Similarly, in Dunn v. City of Tyler, 848 S.W.2d 305 (Tex.App.--Eastland 1993, no writ), the court held that a motion for new trial relating to an earlier judgment may be considered as a premature motion, and thus be effective to extend the time for filing an appeal bond (then necessary to perfect appeal) for 90 days after the date of a corrected judgment when the substance of the motion was such as could properly be raised with respect to the corrected judgment. Id. at 306.
In A.G. Solar & Co., Inc. v. Nordyke, 744 S.W.2d 646 (Tex.App.--Dallas 1988, no writ), the court held that a motion for new trial that was overruled by operation of law prior to the entry of the corrected judgment was not sufficient to extend the appellate timetable because, if it had been overruled prior to the entry of a corrected judgment, "it can no longer 'assail' a subsequent judgment under rule 306c of the Texas Rules of Civil Procedure, and can no longer 'be properly applied' to that judgment . . . ." Id. at 647-48. In Harris Co. Hospital Dist. v. Estrada, 831 S.W.2d 876 (Tex.App.--Houston [1st Dist.] 1993, no writ), the court disagreed with the Dallas court's conclusion that to "assail" a subsequent corrected judgment, the motion for new trial must be a "live" pleading, and held that there was no reason for the distinction between a "live" prematurely filed new trial motion and one that had been overruled prior to the entry of a judgment. Id. at 879-80. (1) Although they disagreed as to the viability of a new trial motion overruled prior to the entry of a corrected judgment, the two courts both recognized the rule that if a motion for new trial is prematurely filed, to be sufficient to extend the time required to perfect the appeal (presently by filing a notice of appeal) for 90 days from the date the corrected judgment is signed, the contents of the motion must be sufficient to "assail" the corrected judgment.

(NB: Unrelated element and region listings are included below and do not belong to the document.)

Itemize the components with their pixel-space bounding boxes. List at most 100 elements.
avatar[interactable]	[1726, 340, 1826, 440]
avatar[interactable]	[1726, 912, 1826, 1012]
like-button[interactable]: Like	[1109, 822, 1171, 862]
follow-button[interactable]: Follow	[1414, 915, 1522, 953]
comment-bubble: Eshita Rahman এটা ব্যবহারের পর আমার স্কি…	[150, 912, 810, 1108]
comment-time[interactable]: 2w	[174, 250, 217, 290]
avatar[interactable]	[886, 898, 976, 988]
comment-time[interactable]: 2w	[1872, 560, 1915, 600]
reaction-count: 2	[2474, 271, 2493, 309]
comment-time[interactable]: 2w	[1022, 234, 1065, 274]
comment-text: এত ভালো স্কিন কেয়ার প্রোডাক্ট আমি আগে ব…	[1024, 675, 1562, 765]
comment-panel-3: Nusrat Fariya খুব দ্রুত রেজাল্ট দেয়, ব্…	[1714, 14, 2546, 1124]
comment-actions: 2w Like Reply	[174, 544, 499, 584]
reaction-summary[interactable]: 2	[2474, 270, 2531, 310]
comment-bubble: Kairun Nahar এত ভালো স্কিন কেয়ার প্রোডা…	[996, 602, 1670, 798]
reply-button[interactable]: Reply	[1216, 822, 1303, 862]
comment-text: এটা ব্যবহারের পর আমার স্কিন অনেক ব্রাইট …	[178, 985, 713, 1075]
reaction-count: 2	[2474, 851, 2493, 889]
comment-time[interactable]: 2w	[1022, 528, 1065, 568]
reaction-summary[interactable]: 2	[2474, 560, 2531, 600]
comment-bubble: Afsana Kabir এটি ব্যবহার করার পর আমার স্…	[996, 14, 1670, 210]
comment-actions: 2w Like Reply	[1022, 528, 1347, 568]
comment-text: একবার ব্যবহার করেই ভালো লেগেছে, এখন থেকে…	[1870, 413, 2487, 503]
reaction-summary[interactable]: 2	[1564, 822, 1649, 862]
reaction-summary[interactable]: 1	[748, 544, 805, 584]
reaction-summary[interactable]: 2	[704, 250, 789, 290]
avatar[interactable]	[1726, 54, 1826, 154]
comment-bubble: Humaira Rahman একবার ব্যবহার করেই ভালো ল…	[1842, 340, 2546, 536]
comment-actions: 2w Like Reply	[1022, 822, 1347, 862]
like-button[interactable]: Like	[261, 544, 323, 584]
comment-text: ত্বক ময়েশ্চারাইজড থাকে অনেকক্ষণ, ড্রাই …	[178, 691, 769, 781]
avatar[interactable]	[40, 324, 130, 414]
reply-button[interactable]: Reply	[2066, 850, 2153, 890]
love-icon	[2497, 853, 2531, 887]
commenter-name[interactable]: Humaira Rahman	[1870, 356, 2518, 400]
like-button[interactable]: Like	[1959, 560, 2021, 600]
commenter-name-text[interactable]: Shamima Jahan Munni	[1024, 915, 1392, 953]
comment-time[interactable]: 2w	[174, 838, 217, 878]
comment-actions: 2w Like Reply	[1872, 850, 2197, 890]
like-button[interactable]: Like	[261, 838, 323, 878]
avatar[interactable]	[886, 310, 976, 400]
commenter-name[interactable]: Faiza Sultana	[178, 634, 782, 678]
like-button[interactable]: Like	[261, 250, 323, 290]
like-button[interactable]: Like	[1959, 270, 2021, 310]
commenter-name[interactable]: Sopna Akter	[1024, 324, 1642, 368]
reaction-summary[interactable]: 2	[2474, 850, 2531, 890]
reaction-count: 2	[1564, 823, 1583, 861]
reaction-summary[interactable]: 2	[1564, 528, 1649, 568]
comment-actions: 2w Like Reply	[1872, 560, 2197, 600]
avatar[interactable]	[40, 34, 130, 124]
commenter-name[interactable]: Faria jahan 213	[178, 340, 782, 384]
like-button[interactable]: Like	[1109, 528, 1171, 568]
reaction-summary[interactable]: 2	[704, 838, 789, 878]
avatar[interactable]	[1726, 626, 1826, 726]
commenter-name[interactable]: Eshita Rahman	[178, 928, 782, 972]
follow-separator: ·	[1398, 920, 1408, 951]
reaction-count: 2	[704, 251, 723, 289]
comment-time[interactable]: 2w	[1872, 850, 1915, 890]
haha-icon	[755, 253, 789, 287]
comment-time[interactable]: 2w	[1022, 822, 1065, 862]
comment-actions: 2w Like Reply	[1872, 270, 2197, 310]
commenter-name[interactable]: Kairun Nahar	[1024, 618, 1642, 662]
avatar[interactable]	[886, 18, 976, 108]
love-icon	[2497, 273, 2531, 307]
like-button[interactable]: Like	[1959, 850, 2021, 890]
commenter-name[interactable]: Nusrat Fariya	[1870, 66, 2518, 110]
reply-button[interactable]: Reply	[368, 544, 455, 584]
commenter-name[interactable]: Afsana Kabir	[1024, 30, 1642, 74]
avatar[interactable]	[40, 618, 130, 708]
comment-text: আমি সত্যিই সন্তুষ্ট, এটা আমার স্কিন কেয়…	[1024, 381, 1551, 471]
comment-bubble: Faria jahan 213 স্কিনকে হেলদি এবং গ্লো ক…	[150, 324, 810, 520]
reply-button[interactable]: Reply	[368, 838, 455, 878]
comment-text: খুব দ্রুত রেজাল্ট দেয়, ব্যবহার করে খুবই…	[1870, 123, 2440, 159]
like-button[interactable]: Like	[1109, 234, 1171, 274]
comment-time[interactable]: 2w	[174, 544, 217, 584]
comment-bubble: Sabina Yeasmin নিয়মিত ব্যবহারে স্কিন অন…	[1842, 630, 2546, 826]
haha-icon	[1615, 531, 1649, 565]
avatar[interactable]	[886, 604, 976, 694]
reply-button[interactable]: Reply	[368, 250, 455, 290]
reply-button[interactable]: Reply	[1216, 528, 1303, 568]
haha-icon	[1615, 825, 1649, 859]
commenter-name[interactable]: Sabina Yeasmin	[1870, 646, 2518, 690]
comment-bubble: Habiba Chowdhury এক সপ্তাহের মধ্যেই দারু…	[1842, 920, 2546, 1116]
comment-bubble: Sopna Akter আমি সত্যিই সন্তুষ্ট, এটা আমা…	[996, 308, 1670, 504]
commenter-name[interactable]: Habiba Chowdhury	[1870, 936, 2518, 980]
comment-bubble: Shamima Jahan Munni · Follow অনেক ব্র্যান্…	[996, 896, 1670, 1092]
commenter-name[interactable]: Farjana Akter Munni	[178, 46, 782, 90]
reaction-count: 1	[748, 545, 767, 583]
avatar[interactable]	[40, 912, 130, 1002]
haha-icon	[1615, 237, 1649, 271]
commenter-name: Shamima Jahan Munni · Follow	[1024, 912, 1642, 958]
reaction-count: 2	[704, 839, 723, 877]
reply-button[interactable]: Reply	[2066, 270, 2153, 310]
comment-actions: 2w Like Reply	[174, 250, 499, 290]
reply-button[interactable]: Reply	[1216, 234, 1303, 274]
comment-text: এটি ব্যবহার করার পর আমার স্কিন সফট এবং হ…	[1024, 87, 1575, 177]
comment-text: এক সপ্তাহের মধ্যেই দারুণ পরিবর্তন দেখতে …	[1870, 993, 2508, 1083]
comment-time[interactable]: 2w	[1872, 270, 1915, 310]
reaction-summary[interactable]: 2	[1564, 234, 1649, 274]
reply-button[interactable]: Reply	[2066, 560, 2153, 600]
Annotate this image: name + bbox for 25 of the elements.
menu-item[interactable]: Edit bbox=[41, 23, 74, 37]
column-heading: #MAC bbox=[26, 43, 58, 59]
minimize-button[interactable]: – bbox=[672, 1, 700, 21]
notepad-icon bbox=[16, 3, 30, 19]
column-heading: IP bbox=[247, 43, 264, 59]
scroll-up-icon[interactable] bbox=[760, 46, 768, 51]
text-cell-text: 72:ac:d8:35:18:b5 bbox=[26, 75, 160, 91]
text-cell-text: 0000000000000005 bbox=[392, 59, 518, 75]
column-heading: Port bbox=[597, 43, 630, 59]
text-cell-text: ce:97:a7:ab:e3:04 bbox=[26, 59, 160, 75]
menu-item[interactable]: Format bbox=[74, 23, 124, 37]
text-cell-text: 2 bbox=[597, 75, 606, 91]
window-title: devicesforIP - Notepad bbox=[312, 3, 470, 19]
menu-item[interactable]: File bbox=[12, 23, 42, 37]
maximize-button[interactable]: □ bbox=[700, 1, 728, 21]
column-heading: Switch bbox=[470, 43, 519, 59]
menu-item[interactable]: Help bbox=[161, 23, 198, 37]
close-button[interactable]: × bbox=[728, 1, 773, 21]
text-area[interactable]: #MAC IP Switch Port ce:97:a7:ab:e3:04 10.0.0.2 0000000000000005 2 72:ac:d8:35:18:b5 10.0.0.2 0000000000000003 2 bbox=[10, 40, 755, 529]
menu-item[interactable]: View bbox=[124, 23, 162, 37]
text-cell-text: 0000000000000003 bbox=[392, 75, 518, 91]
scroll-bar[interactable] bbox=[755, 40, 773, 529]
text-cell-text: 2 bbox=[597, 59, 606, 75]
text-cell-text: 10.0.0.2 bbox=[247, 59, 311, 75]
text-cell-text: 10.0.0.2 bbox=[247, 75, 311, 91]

The motion for new trial filed by appellant, in addition to seeking the clarification as to the grounds for the rendition of summary judgment, also assailed the sufficiency of the evidence to support the summary judgment. That being so, it was sufficient to extend the time for the filing of a notice of appeal to 90 days from the date of the January 22, 2002 judgment. Because the notice of appeal was filed on March 11, 2002, it was filed within the allowable 90-day period of time.
Accordingly, we do have jurisdiction to consider the appeal and appellees' motion to dismiss must be, and is, overruled.
Per Curiam
Publish.
1. Parenthetically, the Texas Supreme Court has declined to address the differences
of opinion in Estrada and Solar as to the necessity of a "live" motion. See Fredonia State
Bank v. General American Life Ins. Co., 881 S.W.2d 279, 282 n.2 (Tex. 1994).